In order to do this in an OO language such as Java pre Java 8, this function argument, mapping, needs to be first wrapped in a one method object. In this case the one method object will be an implementation of the one method interface, Mapping. This interface has one method, apply. The method is essentially the first class function that could be passed around in a functional programming language. An instance of this one method interface can be called a closure. In functional programming, this one method object is represented simply as a function and can also be called a closure.

The main method uses this map function to transform a list of strings into a new list representing the length of each string in the original list. An instance of the Mapping interface is created with an anonymous class. This is the one method object or closure or “function” which is passed as an argument to the map function in order to tell the map function how to transform the list of strings.

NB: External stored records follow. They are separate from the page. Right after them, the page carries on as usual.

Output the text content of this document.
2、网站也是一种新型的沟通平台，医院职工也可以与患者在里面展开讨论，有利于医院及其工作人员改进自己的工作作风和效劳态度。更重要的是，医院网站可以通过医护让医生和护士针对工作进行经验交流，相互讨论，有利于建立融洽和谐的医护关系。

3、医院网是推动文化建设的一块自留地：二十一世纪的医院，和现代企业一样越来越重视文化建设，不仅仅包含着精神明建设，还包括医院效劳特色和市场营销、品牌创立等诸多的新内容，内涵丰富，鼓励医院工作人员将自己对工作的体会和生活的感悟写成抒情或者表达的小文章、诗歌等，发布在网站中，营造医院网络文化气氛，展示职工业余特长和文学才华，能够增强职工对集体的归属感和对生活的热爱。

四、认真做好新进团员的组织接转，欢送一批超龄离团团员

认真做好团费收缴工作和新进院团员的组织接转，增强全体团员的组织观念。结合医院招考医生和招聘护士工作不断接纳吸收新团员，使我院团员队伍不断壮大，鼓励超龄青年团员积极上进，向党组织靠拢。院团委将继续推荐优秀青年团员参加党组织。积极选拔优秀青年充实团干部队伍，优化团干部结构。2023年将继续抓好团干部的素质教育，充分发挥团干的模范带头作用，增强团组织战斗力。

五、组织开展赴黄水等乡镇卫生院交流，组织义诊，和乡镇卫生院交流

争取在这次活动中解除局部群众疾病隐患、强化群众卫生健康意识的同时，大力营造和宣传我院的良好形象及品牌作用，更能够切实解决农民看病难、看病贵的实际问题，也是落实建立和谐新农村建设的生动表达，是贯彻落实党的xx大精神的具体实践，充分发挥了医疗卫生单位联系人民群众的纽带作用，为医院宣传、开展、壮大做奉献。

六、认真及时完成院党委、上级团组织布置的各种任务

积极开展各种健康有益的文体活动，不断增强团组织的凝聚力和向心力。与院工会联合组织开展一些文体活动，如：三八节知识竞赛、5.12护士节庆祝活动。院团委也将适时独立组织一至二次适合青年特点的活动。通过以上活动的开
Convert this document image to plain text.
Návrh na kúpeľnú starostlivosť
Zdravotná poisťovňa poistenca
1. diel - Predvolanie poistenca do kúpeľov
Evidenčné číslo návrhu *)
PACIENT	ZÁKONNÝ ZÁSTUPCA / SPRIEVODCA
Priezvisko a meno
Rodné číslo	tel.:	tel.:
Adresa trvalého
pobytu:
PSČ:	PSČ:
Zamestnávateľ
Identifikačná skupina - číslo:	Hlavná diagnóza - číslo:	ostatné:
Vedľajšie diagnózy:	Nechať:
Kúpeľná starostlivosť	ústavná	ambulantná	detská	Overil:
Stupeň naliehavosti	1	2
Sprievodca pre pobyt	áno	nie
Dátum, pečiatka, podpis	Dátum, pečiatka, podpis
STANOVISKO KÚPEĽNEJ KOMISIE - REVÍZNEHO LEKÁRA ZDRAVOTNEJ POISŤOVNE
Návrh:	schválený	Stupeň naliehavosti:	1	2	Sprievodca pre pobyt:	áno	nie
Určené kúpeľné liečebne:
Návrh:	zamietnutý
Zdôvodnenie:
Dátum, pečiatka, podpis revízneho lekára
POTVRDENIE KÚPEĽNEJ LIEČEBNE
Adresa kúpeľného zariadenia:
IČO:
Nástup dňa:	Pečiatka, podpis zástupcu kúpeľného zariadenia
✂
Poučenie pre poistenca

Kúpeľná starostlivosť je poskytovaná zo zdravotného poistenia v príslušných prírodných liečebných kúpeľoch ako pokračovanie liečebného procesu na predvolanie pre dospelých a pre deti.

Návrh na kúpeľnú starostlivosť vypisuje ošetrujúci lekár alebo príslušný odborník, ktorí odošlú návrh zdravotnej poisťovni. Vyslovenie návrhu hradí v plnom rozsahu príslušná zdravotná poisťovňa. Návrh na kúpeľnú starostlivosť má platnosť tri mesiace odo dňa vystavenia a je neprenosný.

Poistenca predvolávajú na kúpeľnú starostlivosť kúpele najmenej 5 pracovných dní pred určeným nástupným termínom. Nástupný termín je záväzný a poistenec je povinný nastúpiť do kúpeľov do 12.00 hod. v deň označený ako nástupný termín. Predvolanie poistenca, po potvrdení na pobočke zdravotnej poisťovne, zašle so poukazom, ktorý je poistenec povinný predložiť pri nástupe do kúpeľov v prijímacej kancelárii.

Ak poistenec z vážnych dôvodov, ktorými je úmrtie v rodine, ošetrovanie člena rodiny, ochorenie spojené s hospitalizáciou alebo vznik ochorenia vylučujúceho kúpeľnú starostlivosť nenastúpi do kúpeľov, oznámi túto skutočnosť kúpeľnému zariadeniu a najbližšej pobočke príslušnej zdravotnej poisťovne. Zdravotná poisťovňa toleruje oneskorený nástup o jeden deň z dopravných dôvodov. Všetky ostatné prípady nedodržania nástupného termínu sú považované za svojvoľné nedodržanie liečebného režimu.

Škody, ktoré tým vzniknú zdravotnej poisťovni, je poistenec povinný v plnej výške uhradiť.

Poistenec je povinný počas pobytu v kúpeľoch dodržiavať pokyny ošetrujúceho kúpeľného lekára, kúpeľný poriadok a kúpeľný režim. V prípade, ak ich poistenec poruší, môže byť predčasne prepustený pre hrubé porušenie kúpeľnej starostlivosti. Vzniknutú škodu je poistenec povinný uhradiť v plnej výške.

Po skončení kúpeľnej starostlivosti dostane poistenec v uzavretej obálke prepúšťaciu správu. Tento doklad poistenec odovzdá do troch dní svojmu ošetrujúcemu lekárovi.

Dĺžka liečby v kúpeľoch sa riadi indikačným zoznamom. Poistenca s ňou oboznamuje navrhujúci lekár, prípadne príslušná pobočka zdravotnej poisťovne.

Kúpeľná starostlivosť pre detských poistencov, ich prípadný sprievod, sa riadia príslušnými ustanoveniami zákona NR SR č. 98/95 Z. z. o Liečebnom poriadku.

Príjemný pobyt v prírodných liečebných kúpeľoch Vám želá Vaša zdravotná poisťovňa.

Lambdas/Closures in Java 8 – Coating on one Method Objects

Now lets refine the above example a bit to show how, essentially, Java 8 hides this under the covers (but I’m sure it provides optimisations along the way) with its lambda syntax.

 
 
    public static <T, U> List<U> map(List<T> list, Function<T, U> mapping) { 
 
        List<U> result = new ArrayList<U>(); 
        for (T elem : list) { 
            result.add(mapping.apply(elem)); 
        } 
        return result; 
    } 
 
    public static void main (String[] args) { 
        List<String> inputList = 
                Arrays.asList("functional", "programming", "with", "closures"); 
 
        List<Integer> mappedList = map(inputList, s -> s.length()); 
 
        System.out.println("Initial List: " + inputList); 
        System.out.println("Mapped List: " + mappedList); 
    }

In the above example, the Mapping interface is no longer required because Java 8 has a library of one method interfaces, called Functional Interfaces, out of the box. The map function, apart from using the Java 8 Function interface, has remained the same in its implementation. In the main method, instead of having to create and instantiate an anonymous class, we can use a Java 8 lambda which is essentially a function implementation.
s -> s.length()
This is defining a function implementation which takes a String (or anything which has a .length() method and returns an Integer) and returns the length of that String. It can really be thought of as a syntax replacement for the anonymous one method class that we had to declare in the previous example.

Refined more with Java 8 Streams

Using Java 8 streams we can take this further by simply using the map method already available on Java 8 streams. It is typical for any functional programming language to provide this map method out of the box.

 
 
    public static void main (String[] args) { 
        List<String> inputList = 
                Arrays.asList("functional", "programming", "with", "closures"); 
 
        List<Integer> mappedList = inputList.stream().map(s -> s.length()).collect(toList()); 
 
        System.out.println("Initial List: " + inputList); 
        System.out.println("Mapped List: " + mappedList); 
    }

The above example is refined to use Java 8 streams. The whole transformation can now be done in the main method using the map function from the Java 8 API. The lambda which is passed to this function remains unchanged from the one passed to the earlier implementation of map.

Haskell Beauty!!

To finish, here is the same mapping transformation implemented in the fully fledged, pure functional programming language that is Haskell.

map length ["functional", "programming", "with", "closures"]

In the Haskell above, we are simply declaring that we want to map the length function over the list of strings.

Conclusion

Thanks for reading this. I hope this post brought some value to developers looking to move into the functional programming world and also to developers already doing functional programming along with anyone with any other interest in functional programming. Feel free to comment.